CD4 and CD8 T cell subset phenotyping

Within CD8⁺ T cells, the overall percentage of CD8⁺ T cells was similar between groups, but subset maturational profiles were heterogeneous. Controls again exhibited significantly higher percentages of central memory (CM) compared to cases (13.9 versus 7.81%, p = 0.01) and exhibited more of an effector (E) phenotype compared to cases (13.2 versus 8.8%, p = 0.04). On the other hand, cases demonstrated an increase in terminal effectors (TE) compared to controls (28.8 versus 15.1%, p = 0.05).

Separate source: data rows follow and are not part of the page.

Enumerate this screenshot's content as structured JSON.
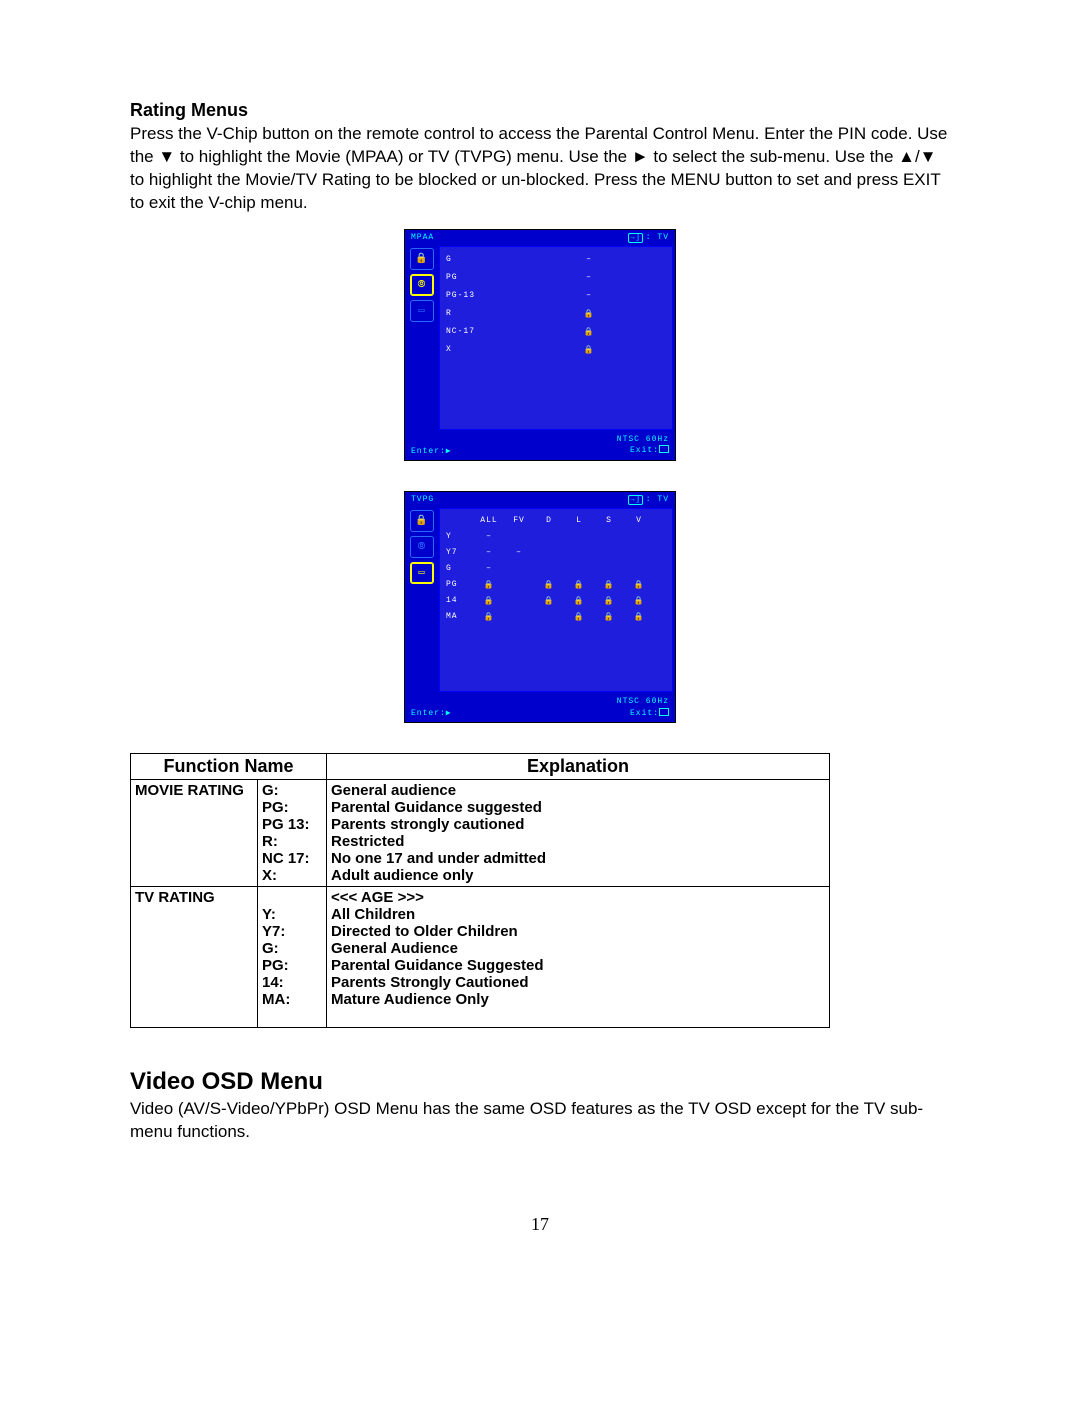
{
  "section1": {
    "title": "Rating Menus",
    "paragraph": "Press the V-Chip button on the remote control to access the Parental Control Menu. Enter the PIN code. Use the ▼ to highlight the Movie (MPAA) or TV (TVPG) menu. Use the ► to select the sub-menu. Use the ▲/▼ to highlight the Movie/TV Rating to be blocked or un-blocked. Press the MENU button to set and press EXIT to exit the V-chip menu."
  },
  "mpaa_osd": {
    "title": "MPAA",
    "tv_label": ": TV",
    "rows": [
      {
        "label": "G",
        "status": "–"
      },
      {
        "label": "PG",
        "status": "–"
      },
      {
        "label": "PG-13",
        "status": "–"
      },
      {
        "label": "R",
        "status": "lock"
      },
      {
        "label": "NC-17",
        "status": "lock"
      },
      {
        "label": "X",
        "status": "lock"
      }
    ],
    "enter": "Enter:▶",
    "signal": "NTSC 60Hz",
    "exit": "Exit:"
  },
  "tvpg_osd": {
    "title": "TVPG",
    "tv_label": ": TV",
    "cols": [
      "ALL",
      "FV",
      "D",
      "L",
      "S",
      "V"
    ],
    "rows": [
      {
        "label": "Y",
        "cells": [
          "–",
          "",
          "",
          "",
          "",
          ""
        ]
      },
      {
        "label": "Y7",
        "cells": [
          "–",
          "–",
          "",
          "",
          "",
          ""
        ]
      },
      {
        "label": "G",
        "cells": [
          "–",
          "",
          "",
          "",
          "",
          ""
        ]
      },
      {
        "label": "PG",
        "cells": [
          "lock",
          "",
          "lock",
          "lock",
          "lock",
          "lock"
        ]
      },
      {
        "label": "14",
        "cells": [
          "lock",
          "",
          "lock",
          "lock",
          "lock",
          "lock"
        ]
      },
      {
        "label": "MA",
        "cells": [
          "lock",
          "",
          "",
          "lock",
          "lock",
          "lock"
        ]
      }
    ],
    "enter": "Enter:▶",
    "signal": "NTSC 60Hz",
    "exit": "Exit:"
  },
  "table": {
    "header_func": "Function Name",
    "header_exp": "Explanation",
    "movie_label": "MOVIE RATING",
    "movie_rows": [
      {
        "code": "G:",
        "exp": "General audience"
      },
      {
        "code": "PG:",
        "exp": "Parental Guidance suggested"
      },
      {
        "code": "PG 13:",
        "exp": "Parents strongly cautioned"
      },
      {
        "code": "R:",
        "exp": "Restricted"
      },
      {
        "code": "NC 17:",
        "exp": "No one 17 and under admitted"
      },
      {
        "code": "X:",
        "exp": "Adult audience only"
      }
    ],
    "tv_label": "TV RATING",
    "tv_age_header": "<<< AGE >>>",
    "tv_rows": [
      {
        "code": "Y:",
        "exp": "All Children"
      },
      {
        "code": "Y7:",
        "exp": "Directed to Older Children"
      },
      {
        "code": "G:",
        "exp": "General Audience"
      },
      {
        "code": "PG:",
        "exp": "Parental Guidance Suggested"
      },
      {
        "code": "14:",
        "exp": "Parents Strongly Cautioned"
      },
      {
        "code": "MA:",
        "exp": "Mature Audience Only"
      }
    ]
  },
  "section2": {
    "title": "Video OSD Menu",
    "paragraph": "Video (AV/S-Video/YPbPr) OSD Menu has the same OSD features as the TV OSD except for the TV sub-menu functions."
  },
  "page_number": "17",
  "glyphs": {
    "lock": "🔒",
    "dash": "–"
  }
}
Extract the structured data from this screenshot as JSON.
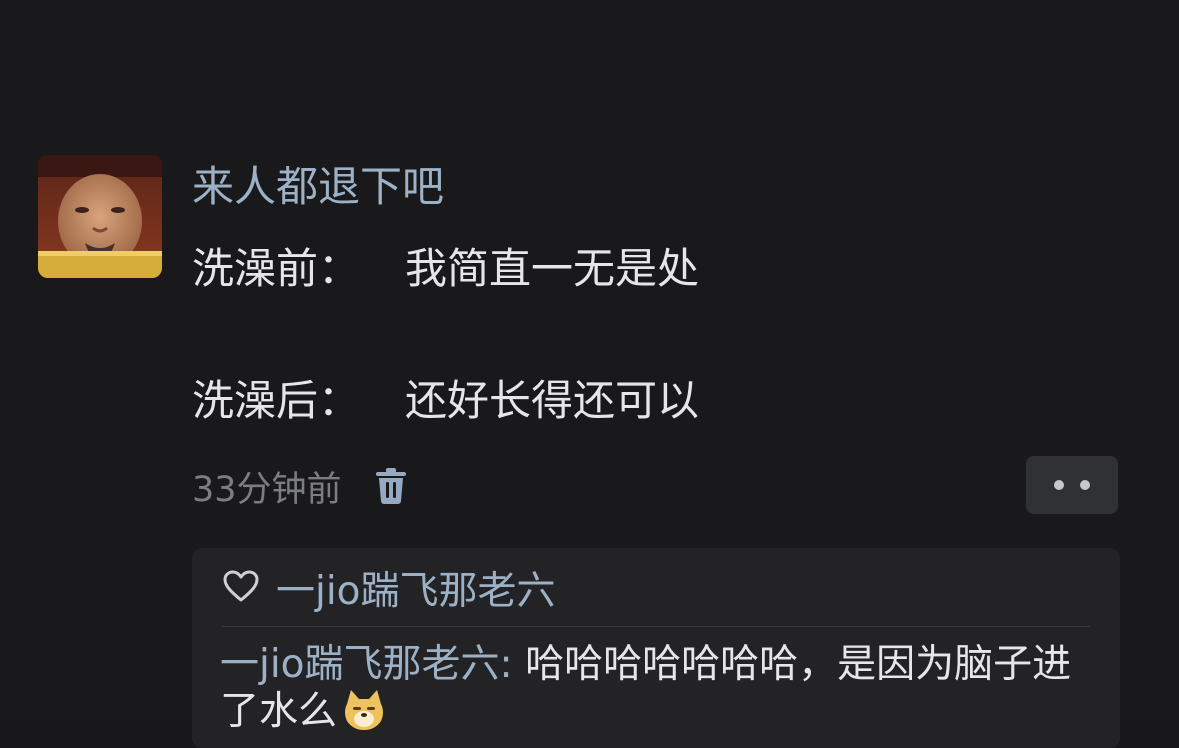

CD4 and CD8 T cell activation profiles

T cell activation, as measured by the number of CD38 PE ABCs on respective CD38⁺ HLA-DR⁺ T cell subsets, demonstrated significant differences between IRIS cases and matched controls (Figure 2). Within CD8⁺ subsets, but not within CD4 subsets, cases tended to have more activated CD8⁺ T cells, demonstrating significantly higher levels of activated effector memory (CD27^-CD45RO⁺), terminal effectors (CD57⁺CD45RO^-), and effector (CD57⁺CD45RO⁺) subsets (p = 0.04, 0.02, and 0.02, respectively) and tended to have higher activation levels of central memory subsets (CD27⁺CD45RO⁺) (p = 0.10).